Munich – Major automotive manufacturers require tens of millions of parts on a daily basis, and this at over 30 production sites across the globe. They procure parts from up to 2,000 Tier 1 suppliers and more than 10,000 sub-suppliers from several thousand sites in approximately 100 different countries. In turn, these suppliers also supply each other across n-tier levels and their production systems are closely interlinked. These figures serve to clarify the complexity of the entire supply chain. Monitoring supply chain performance without transparency of the dependencies within such a network is the most challenging task of all.
Interruptions in supply pose an operational risk
According to a KBC study, most manufacturing companies identify the increasing number of supply interruptions as their greatest operational risk. However, monitoring this risk is mainly focussed on Tier 1 suppliers, although these suppliers only accounted for approximately half of the supply interruptions in 2018. However, as there is usually no direct business relationship with the n-tier suppliers, there is also no in-depth monitoring of the supply chain and risk, which results in significantly less comprehensive risk prevention.

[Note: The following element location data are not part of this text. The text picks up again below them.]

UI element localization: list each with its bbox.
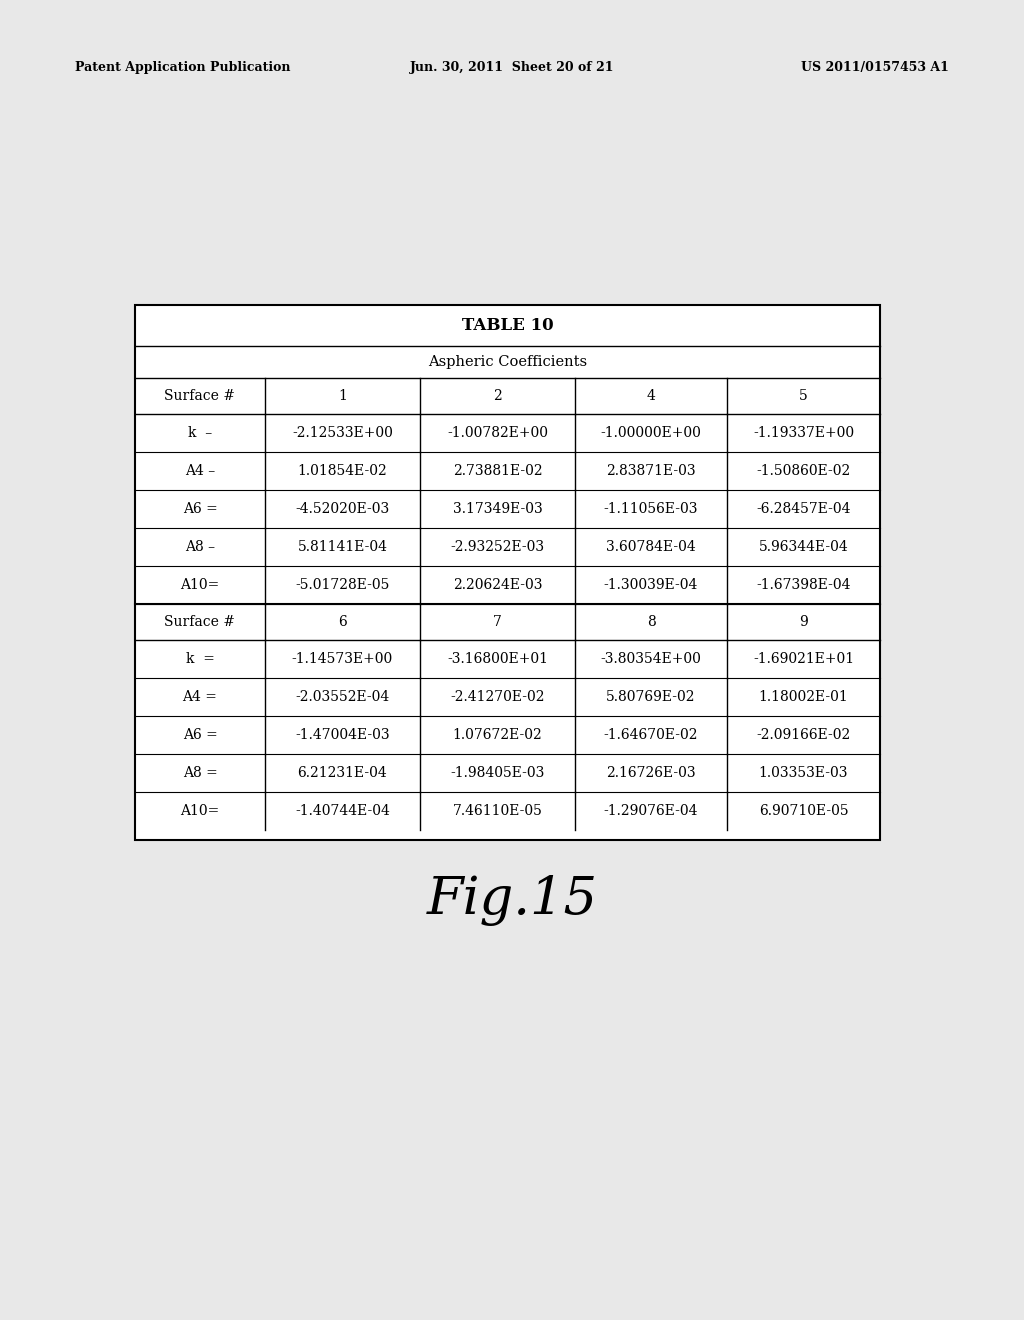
Text: 7: 7 xyxy=(494,615,502,630)
Text: A6 =: A6 = xyxy=(182,502,217,516)
Text: 1: 1 xyxy=(338,389,347,403)
Text: -1.64670E-02: -1.64670E-02 xyxy=(604,729,698,742)
Text: -1.69021E+01: -1.69021E+01 xyxy=(753,652,854,667)
Text: 2.83871E-03: 2.83871E-03 xyxy=(606,465,696,478)
Text: 7.46110E-05: 7.46110E-05 xyxy=(453,804,543,818)
Text: A4 –: A4 – xyxy=(185,465,215,478)
Text: 2.73881E-02: 2.73881E-02 xyxy=(453,465,543,478)
Text: -2.93252E-03: -2.93252E-03 xyxy=(451,540,545,554)
Text: 6.90710E-05: 6.90710E-05 xyxy=(759,804,848,818)
Bar xyxy=(135,305,880,840)
Text: US 2011/0157453 A1: US 2011/0157453 A1 xyxy=(801,62,949,74)
Text: 2.16726E-03: 2.16726E-03 xyxy=(606,766,696,780)
Text: 3.17349E-03: 3.17349E-03 xyxy=(453,502,543,516)
Text: 4: 4 xyxy=(646,389,655,403)
Text: -2.12533E+00: -2.12533E+00 xyxy=(292,426,393,440)
Text: k  –: k – xyxy=(187,426,212,440)
Text: 1.18002E-01: 1.18002E-01 xyxy=(759,690,848,704)
Text: A10=: A10= xyxy=(180,578,219,591)
Text: 6.21231E-04: 6.21231E-04 xyxy=(298,766,387,780)
Text: -1.19337E+00: -1.19337E+00 xyxy=(753,426,854,440)
Text: -2.03552E-04: -2.03552E-04 xyxy=(295,690,389,704)
Text: TABLE 10: TABLE 10 xyxy=(462,317,553,334)
Text: -2.09166E-02: -2.09166E-02 xyxy=(757,729,851,742)
Text: A4 =: A4 = xyxy=(182,690,217,704)
Text: -1.29076E-04: -1.29076E-04 xyxy=(604,804,698,818)
Text: k  =: k = xyxy=(185,652,214,667)
Text: 6: 6 xyxy=(338,615,347,630)
Text: -1.14573E+00: -1.14573E+00 xyxy=(292,652,393,667)
Text: 3.60784E-04: 3.60784E-04 xyxy=(606,540,696,554)
Text: -1.98405E-03: -1.98405E-03 xyxy=(451,766,545,780)
Text: A10=: A10= xyxy=(180,804,219,818)
Text: -1.00000E+00: -1.00000E+00 xyxy=(600,426,701,440)
Text: -1.40744E-04: -1.40744E-04 xyxy=(295,804,390,818)
Text: -1.47004E-03: -1.47004E-03 xyxy=(295,729,390,742)
Text: Surface #: Surface # xyxy=(165,615,236,630)
Text: -3.80354E+00: -3.80354E+00 xyxy=(600,652,701,667)
Text: -1.67398E-04: -1.67398E-04 xyxy=(757,578,851,591)
Text: Jun. 30, 2011  Sheet 20 of 21: Jun. 30, 2011 Sheet 20 of 21 xyxy=(410,62,614,74)
Text: -1.11056E-03: -1.11056E-03 xyxy=(604,502,698,516)
Text: -6.28457E-04: -6.28457E-04 xyxy=(757,502,851,516)
Text: Surface #: Surface # xyxy=(165,389,236,403)
Text: 8: 8 xyxy=(646,615,655,630)
Text: 2.20624E-03: 2.20624E-03 xyxy=(453,578,543,591)
Text: 2: 2 xyxy=(494,389,502,403)
Text: 5.80769E-02: 5.80769E-02 xyxy=(606,690,695,704)
Text: Fig.15: Fig.15 xyxy=(427,874,597,925)
Text: A8 –: A8 – xyxy=(185,540,215,554)
Text: 9: 9 xyxy=(799,615,808,630)
Text: -1.00782E+00: -1.00782E+00 xyxy=(447,426,548,440)
Text: 1.01854E-02: 1.01854E-02 xyxy=(298,465,387,478)
Text: 5.81141E-04: 5.81141E-04 xyxy=(298,540,387,554)
Text: -3.16800E+01: -3.16800E+01 xyxy=(447,652,548,667)
Text: 5.96344E-04: 5.96344E-04 xyxy=(759,540,848,554)
Text: -1.50860E-02: -1.50860E-02 xyxy=(757,465,851,478)
Text: -5.01728E-05: -5.01728E-05 xyxy=(295,578,390,591)
Text: A6 =: A6 = xyxy=(182,729,217,742)
Text: -4.52020E-03: -4.52020E-03 xyxy=(295,502,389,516)
Text: Patent Application Publication: Patent Application Publication xyxy=(75,62,291,74)
Text: Aspheric Coefficients: Aspheric Coefficients xyxy=(428,355,587,370)
Text: 1.07672E-02: 1.07672E-02 xyxy=(453,729,543,742)
Text: 5: 5 xyxy=(799,389,808,403)
Text: -1.30039E-04: -1.30039E-04 xyxy=(604,578,698,591)
Text: A8 =: A8 = xyxy=(182,766,217,780)
Text: -2.41270E-02: -2.41270E-02 xyxy=(451,690,545,704)
Text: 1.03353E-03: 1.03353E-03 xyxy=(759,766,848,780)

The risks along the supply chain can be distinguished into the four subject areas supplier locations, products, logistics chains and markets. Any supplier within a supply chain can pose a risk factor due to insufficient quality or supply capacities. This is why evaluating suppliers with key indicators is so important: For example, based on their adherence to delivery dates and quantities, the frequency with which they adhere to product and process specifications, or their pricing policy. The respective product or components also greatly impacts supply chain performance, with the possible risks posed by insufficient technical specifications, a large number of technical changes or the status of development maturity. Differences in logistical requirements and the geographical structure of the supply chains can also pose additional risks, caused, for example, by JIS or JIT delivery or by different specifications regarding the required containers. It must also be considered that customs duties, sea or air freight requirements and the respective routes have a major impact on the probability of supply chain failure. And finally, the respective customer and market requirements can pose additional risks: volatile requirements and a lack of order stability in the short to medium-term make accurate forecasts almost impossible and are further complicated by different decoupling points of individual components.

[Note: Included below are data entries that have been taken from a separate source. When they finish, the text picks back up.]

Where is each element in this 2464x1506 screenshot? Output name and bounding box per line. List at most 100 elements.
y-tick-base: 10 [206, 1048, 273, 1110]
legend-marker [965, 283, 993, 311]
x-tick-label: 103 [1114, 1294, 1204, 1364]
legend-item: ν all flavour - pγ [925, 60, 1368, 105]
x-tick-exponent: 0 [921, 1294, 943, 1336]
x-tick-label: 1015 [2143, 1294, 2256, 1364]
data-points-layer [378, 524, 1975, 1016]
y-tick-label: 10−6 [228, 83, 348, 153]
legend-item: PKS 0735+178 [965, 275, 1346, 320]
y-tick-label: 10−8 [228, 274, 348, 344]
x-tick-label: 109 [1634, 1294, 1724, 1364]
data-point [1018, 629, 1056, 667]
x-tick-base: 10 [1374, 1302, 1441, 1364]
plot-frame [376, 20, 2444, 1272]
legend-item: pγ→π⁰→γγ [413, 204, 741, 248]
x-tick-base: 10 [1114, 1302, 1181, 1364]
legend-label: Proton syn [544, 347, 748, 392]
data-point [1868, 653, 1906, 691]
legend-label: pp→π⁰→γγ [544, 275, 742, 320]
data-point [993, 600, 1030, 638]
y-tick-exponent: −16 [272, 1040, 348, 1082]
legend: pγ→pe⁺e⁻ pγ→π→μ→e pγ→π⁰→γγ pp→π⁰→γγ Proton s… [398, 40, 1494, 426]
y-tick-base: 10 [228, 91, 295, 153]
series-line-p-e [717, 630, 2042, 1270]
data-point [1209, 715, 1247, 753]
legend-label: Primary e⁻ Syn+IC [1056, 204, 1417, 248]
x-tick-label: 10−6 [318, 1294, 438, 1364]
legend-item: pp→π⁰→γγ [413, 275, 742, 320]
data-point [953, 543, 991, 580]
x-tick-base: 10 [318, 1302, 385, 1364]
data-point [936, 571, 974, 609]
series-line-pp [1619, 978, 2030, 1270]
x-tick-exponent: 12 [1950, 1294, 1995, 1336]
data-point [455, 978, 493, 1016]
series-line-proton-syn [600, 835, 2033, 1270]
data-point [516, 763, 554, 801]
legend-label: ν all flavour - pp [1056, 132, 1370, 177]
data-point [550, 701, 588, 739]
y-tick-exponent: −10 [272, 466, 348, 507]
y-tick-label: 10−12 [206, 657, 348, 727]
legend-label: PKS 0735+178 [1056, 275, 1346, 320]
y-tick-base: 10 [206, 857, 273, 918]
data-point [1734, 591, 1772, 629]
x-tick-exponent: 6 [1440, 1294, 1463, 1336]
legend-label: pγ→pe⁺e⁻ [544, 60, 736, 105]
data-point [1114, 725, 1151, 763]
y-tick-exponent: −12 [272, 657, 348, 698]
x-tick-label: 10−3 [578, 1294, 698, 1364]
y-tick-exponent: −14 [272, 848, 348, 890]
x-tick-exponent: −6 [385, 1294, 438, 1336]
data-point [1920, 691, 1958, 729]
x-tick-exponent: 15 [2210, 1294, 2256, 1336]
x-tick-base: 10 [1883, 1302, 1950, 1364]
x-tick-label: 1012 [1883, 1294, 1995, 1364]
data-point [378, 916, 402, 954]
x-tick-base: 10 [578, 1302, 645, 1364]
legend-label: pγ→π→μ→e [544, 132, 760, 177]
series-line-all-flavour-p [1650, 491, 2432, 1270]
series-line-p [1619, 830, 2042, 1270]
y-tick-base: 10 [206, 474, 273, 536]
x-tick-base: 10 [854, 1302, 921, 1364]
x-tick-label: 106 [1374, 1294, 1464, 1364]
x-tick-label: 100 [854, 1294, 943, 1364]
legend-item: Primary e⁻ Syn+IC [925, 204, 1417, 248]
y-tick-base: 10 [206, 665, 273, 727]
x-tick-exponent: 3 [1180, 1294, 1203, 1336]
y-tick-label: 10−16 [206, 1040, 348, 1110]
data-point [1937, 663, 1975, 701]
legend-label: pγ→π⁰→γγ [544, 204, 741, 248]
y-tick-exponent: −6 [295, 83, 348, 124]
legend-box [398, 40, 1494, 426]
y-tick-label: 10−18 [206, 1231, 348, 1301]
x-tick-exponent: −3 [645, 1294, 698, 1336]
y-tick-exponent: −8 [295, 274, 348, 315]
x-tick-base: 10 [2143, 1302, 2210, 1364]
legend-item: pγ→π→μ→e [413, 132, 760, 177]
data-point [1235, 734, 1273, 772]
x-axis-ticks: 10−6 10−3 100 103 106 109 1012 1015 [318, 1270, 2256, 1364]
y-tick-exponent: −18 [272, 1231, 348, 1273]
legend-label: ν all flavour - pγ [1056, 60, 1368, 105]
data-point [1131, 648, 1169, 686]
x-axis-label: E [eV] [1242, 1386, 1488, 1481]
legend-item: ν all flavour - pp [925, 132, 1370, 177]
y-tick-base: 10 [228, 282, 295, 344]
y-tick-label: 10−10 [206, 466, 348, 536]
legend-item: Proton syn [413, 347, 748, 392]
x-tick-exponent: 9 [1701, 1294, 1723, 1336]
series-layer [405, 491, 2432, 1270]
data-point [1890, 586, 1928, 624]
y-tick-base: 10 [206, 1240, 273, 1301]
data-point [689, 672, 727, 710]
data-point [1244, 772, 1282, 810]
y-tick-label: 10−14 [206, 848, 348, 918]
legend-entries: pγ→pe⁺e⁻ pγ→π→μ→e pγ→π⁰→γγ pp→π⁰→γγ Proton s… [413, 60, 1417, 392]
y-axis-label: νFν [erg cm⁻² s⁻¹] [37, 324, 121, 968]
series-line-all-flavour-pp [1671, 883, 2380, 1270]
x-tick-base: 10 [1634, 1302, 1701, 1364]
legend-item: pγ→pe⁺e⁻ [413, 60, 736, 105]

Collection of key indicators to identify risks
The four clusters mentioned above must be analysed for possible measurement, control and target variables so that significant risk accumulations can be identified. Our experience has shown that the resulting transparency allows the customer to identify supply chains with the greatest risk of supply interruptions or installation of faulty parts. The collected key indicators must be correctly located along the phases of the product life cycle (concept, supplier selection, industrialisation, start-up and serial production) in order to draw the right conclusions for the respective phase on the basis of the analysis results.
Regular monitoring of key indicators empowers our customers to identify any need for action with regard to risk prevention during each stage and to take the appropriate countermeasures.